Switches are the simplest entities in Home Assistant: an on/off state with no extra attributes.

switch = ha.switch("fan_outlet")

await switch.on()
await switch.off()
await switch.toggle()

print(switch.is_on)

Reacting to changes

@switch.on_turn_on
def on(old: str | None, new: str | None) -> None:
    print("fan outlet on")

@switch.on_turn_off
def off(old, new):
    print("fan outlet off")

For lower-level access (raw state dicts) use switch.on_state_change — see the listeners guide.

Common patterns

Idempotent toggle

toggle() always flips.
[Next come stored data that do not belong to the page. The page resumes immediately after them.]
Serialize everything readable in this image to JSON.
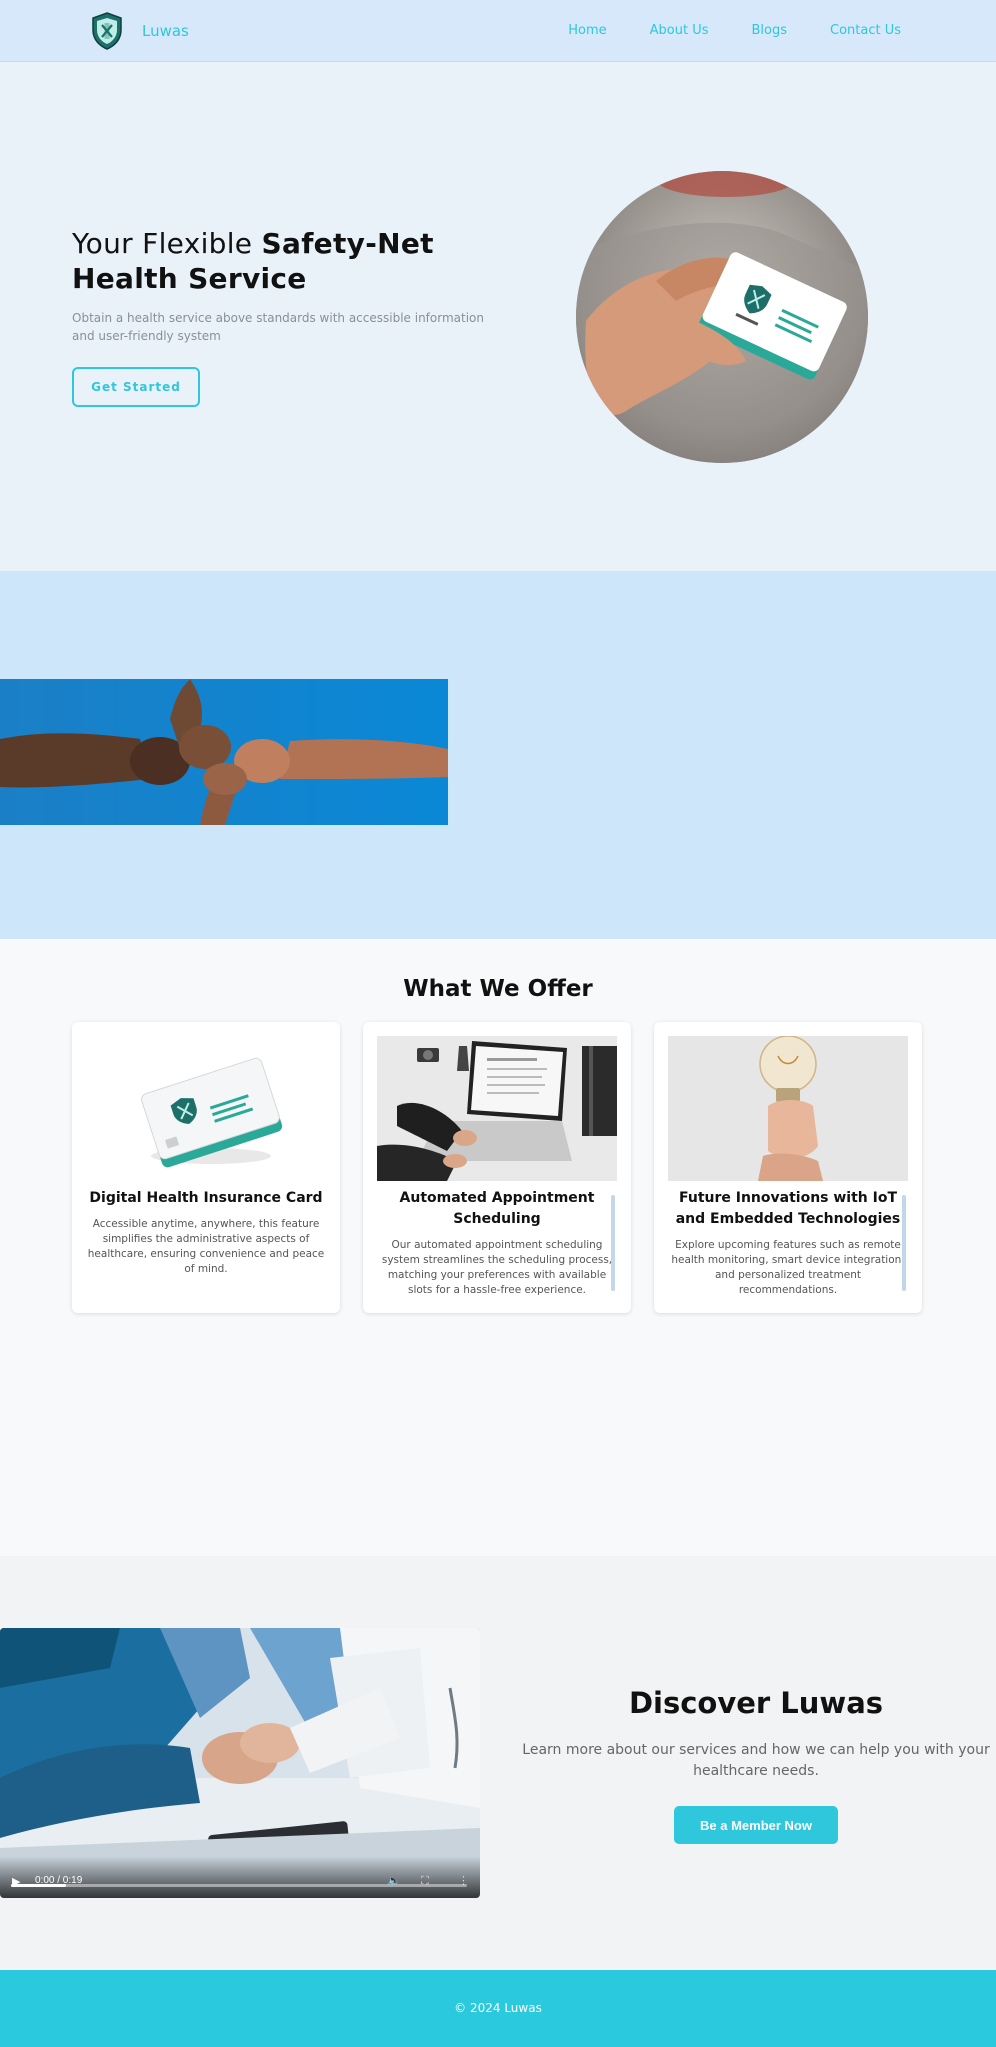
{
  "nav": {
    "brand": "Luwas",
    "links": [
      "Home",
      "About Us",
      "Blogs",
      "Contact Us"
    ]
  },
  "hero": {
    "title_part1": "Your Flexible ",
    "title_bold": "Safety-Net Health Service",
    "subtitle": "Obtain a health service above standards with accessible information and user-friendly system",
    "cta": "Get Started"
  },
  "offer": {
    "title": "What We Offer",
    "cards": [
      {
        "title": "Digital Health Insurance Card",
        "desc": "Accessible anytime, anywhere, this feature simplifies the administrative aspects of healthcare, ensuring convenience and peace of mind."
      },
      {
        "title": "Automated Appointment Scheduling",
        "desc": "Our automated appointment scheduling system streamlines the scheduling process, matching your preferences with available slots for a hassle-free experience."
      },
      {
        "title": "Future Innovations with IoT and Embedded Technologies",
        "desc": "Explore upcoming features such as remote health monitoring, smart device integration, and personalized treatment recommendations."
      }
    ]
  },
  "discover": {
    "title": "Discover Luwas",
    "subtitle": "Learn more about our services and how we can help you with your healthcare needs.",
    "cta": "Be a Member Now",
    "video": {
      "time": "0:00 / 0:19",
      "progress": 0.12
    }
  },
  "footer": {
    "text": "© 2024 Luwas"
  },
  "colors": {
    "accent": "#2ec7dc",
    "nav_bg": "#d7e8fb",
    "hero_bg": "#eaf2f9",
    "band_bg": "#cde6f9",
    "footer_bg": "#2ac9dd"
  }
}
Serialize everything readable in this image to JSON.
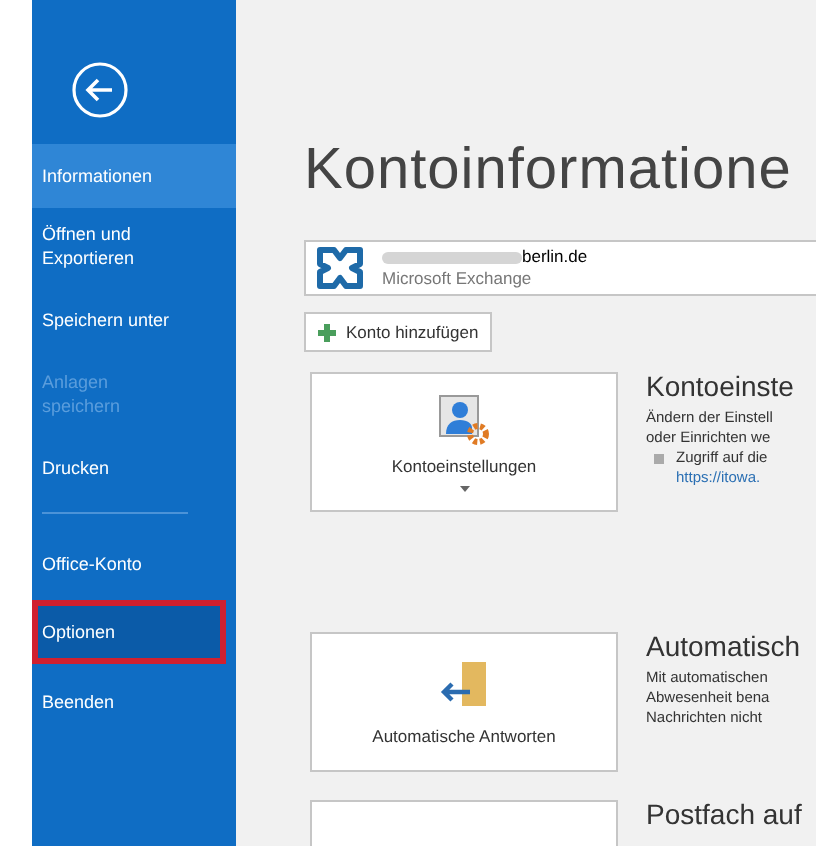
{
  "sidebar": {
    "items": [
      {
        "label": "Informationen",
        "selected": true,
        "disabled": false,
        "marked": false
      },
      {
        "label": "Öffnen und Exportieren",
        "selected": false,
        "disabled": false,
        "marked": false
      },
      {
        "label": "Speichern unter",
        "selected": false,
        "disabled": false,
        "marked": false
      },
      {
        "label": "Anlagen speichern",
        "selected": false,
        "disabled": true,
        "marked": false
      },
      {
        "label": "Drucken",
        "selected": false,
        "disabled": false,
        "marked": false,
        "divider_after": true
      },
      {
        "label": "Office-Konto",
        "selected": false,
        "disabled": false,
        "marked": false
      },
      {
        "label": "Optionen",
        "selected": false,
        "disabled": false,
        "marked": true
      },
      {
        "label": "Beenden",
        "selected": false,
        "disabled": false,
        "marked": false
      }
    ]
  },
  "page_title": "Kontoinformatione",
  "account": {
    "email": "berlin.de",
    "type": "Microsoft Exchange"
  },
  "add_account_button": "Konto hinzufügen",
  "sections": [
    {
      "kind": "settings",
      "button": "Kontoeinstellungen",
      "has_dropdown": true,
      "heading": "Kontoeinste",
      "lines": [
        "Ändern der Einstell",
        "oder Einrichten we"
      ],
      "bullet": "Zugriff auf die",
      "link": "https://itowa."
    },
    {
      "kind": "reply",
      "button": "Automatische Antworten",
      "has_dropdown": false,
      "heading": "Automatisch",
      "lines": [
        "Mit automatischen",
        "Abwesenheit bena",
        "Nachrichten nicht"
      ]
    },
    {
      "kind": "mailbox",
      "heading": "Postfach auf"
    }
  ]
}
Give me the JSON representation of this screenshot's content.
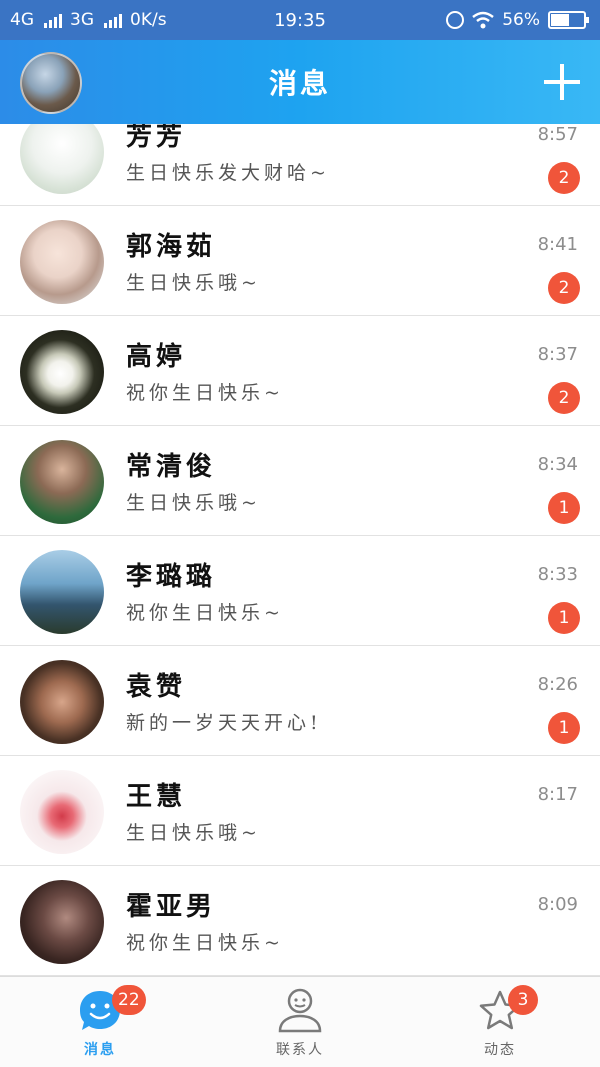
{
  "status_bar": {
    "network_left": "4G",
    "network_right": "3G",
    "speed": "0K/s",
    "time": "19:35",
    "battery_text": "56%",
    "battery_level": 0.56
  },
  "header": {
    "title": "消息",
    "add_icon": "plus-icon"
  },
  "conversations": [
    {
      "name": "芳芳",
      "message": "生日快乐发大财哈~",
      "time": "8:57",
      "unread": "2"
    },
    {
      "name": "郭海茹",
      "message": "生日快乐哦~",
      "time": "8:41",
      "unread": "2"
    },
    {
      "name": "高婷",
      "message": "祝你生日快乐~",
      "time": "8:37",
      "unread": "2"
    },
    {
      "name": "常清俊",
      "message": "生日快乐哦~",
      "time": "8:34",
      "unread": "1"
    },
    {
      "name": "李璐璐",
      "message": "祝你生日快乐~",
      "time": "8:33",
      "unread": "1"
    },
    {
      "name": "袁赞",
      "message": "新的一岁天天开心!",
      "time": "8:26",
      "unread": "1"
    },
    {
      "name": "王慧",
      "message": "生日快乐哦~",
      "time": "8:17",
      "unread": ""
    },
    {
      "name": "霍亚男",
      "message": "祝你生日快乐~",
      "time": "8:09",
      "unread": ""
    }
  ],
  "bottom_nav": {
    "tabs": [
      {
        "label": "消息",
        "badge": "22",
        "icon": "chat-bubble-icon"
      },
      {
        "label": "联系人",
        "badge": "",
        "icon": "contact-person-icon"
      },
      {
        "label": "动态",
        "badge": "3",
        "icon": "star-icon"
      }
    ]
  },
  "colors": {
    "header_start": "#2c8ce8",
    "header_end": "#39b8f5",
    "badge": "#f0553a",
    "active_tab": "#2b9ef0"
  }
}
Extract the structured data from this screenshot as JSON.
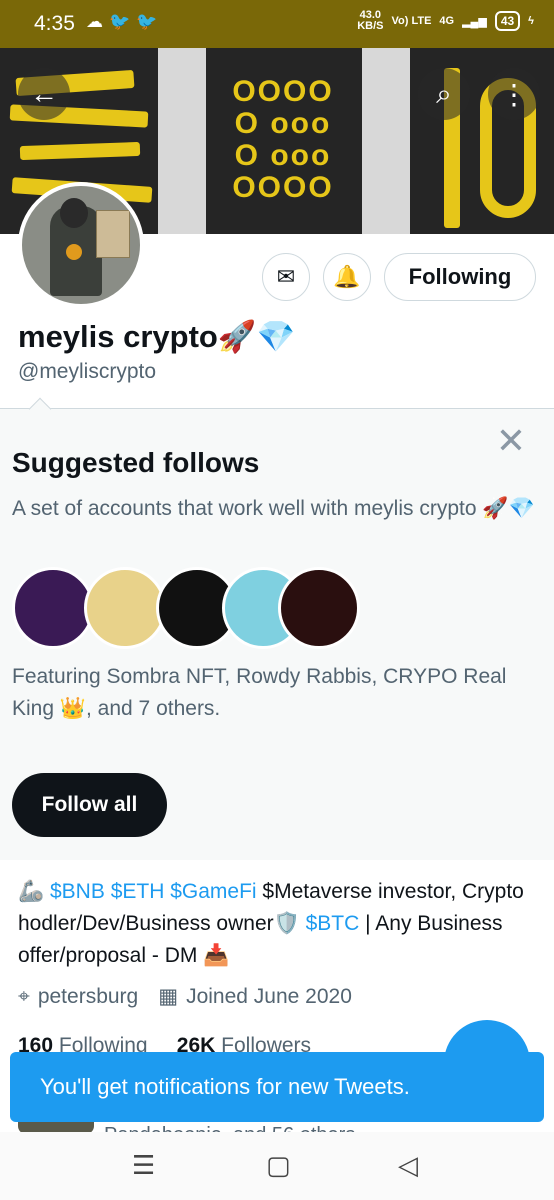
{
  "status_bar": {
    "time": "4:35",
    "left_icons": [
      "cloud-icon",
      "twitter-icon",
      "twitter-icon"
    ],
    "net_speed_value": "43.0",
    "net_speed_unit": "KB/S",
    "carrier": "Vo) LTE",
    "network": "4G",
    "battery": "43"
  },
  "header": {
    "back_icon": "back-arrow-icon",
    "search_icon": "search-icon",
    "more_icon": "more-vertical-icon"
  },
  "profile": {
    "display_name": "meylis crypto🚀💎",
    "handle": "@meyliscrypto",
    "following_label": "Following",
    "message_icon": "✉",
    "notify_icon": "🔔"
  },
  "suggested": {
    "title": "Suggested follows",
    "description": "A set of accounts that work well with meylis crypto 🚀💎",
    "avatar_colors": [
      "#3a1a55",
      "#e8d28a",
      "#111111",
      "#7fd0e0",
      "#2a0f0f"
    ],
    "featuring": "Featuring Sombra NFT, Rowdy Rabbis, CRYPO Real King 👑, and 7 others.",
    "follow_all_label": "Follow all",
    "close_label": "✕"
  },
  "bio": {
    "emoji1": "🦾",
    "tags1": "$BNB $ETH $GameFi",
    "text1": " $Metaverse investor, Crypto hodler/Dev/Business owner🛡️ ",
    "tag2": "$BTC",
    "text2": " | Any Business offer/proposal - DM 📥"
  },
  "meta": {
    "location": "petersburg",
    "joined": "Joined June 2020"
  },
  "counts": {
    "following_count": "160",
    "following_label": "Following",
    "followers_count": "26K",
    "followers_label": "Followers"
  },
  "toast": {
    "message": "You'll get notifications for new Tweets."
  },
  "followed_by": {
    "text": "Pandaboonie, and 56 others"
  },
  "fab": {
    "label": "+"
  },
  "nav": {
    "menu": "☰",
    "home": "▢",
    "back": "◁"
  }
}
If you want "ensure on" or "ensure off", test first:

if not switch.is_on:
    await switch.on()

Coordinated multi-switch action

for name in ("outlet_a", "outlet_b", "outlet_c"):
    await ha.switch(name).off()

Service calls are serialised through the same WebSocket session, so this is safe — no need for additional locking.

Watching for an external change

A common automation pattern is to react when a switch is flipped by a physical button or another script:

@switch.on_turn_on
async def someone_turned_it_on(old, new):
    if not we_are_the_one_who_did_it:
        await notify("fan outlet was turned on externally")

Granular handlers also fire for changes you initiate yourself, so guard accordingly if you need that distinction.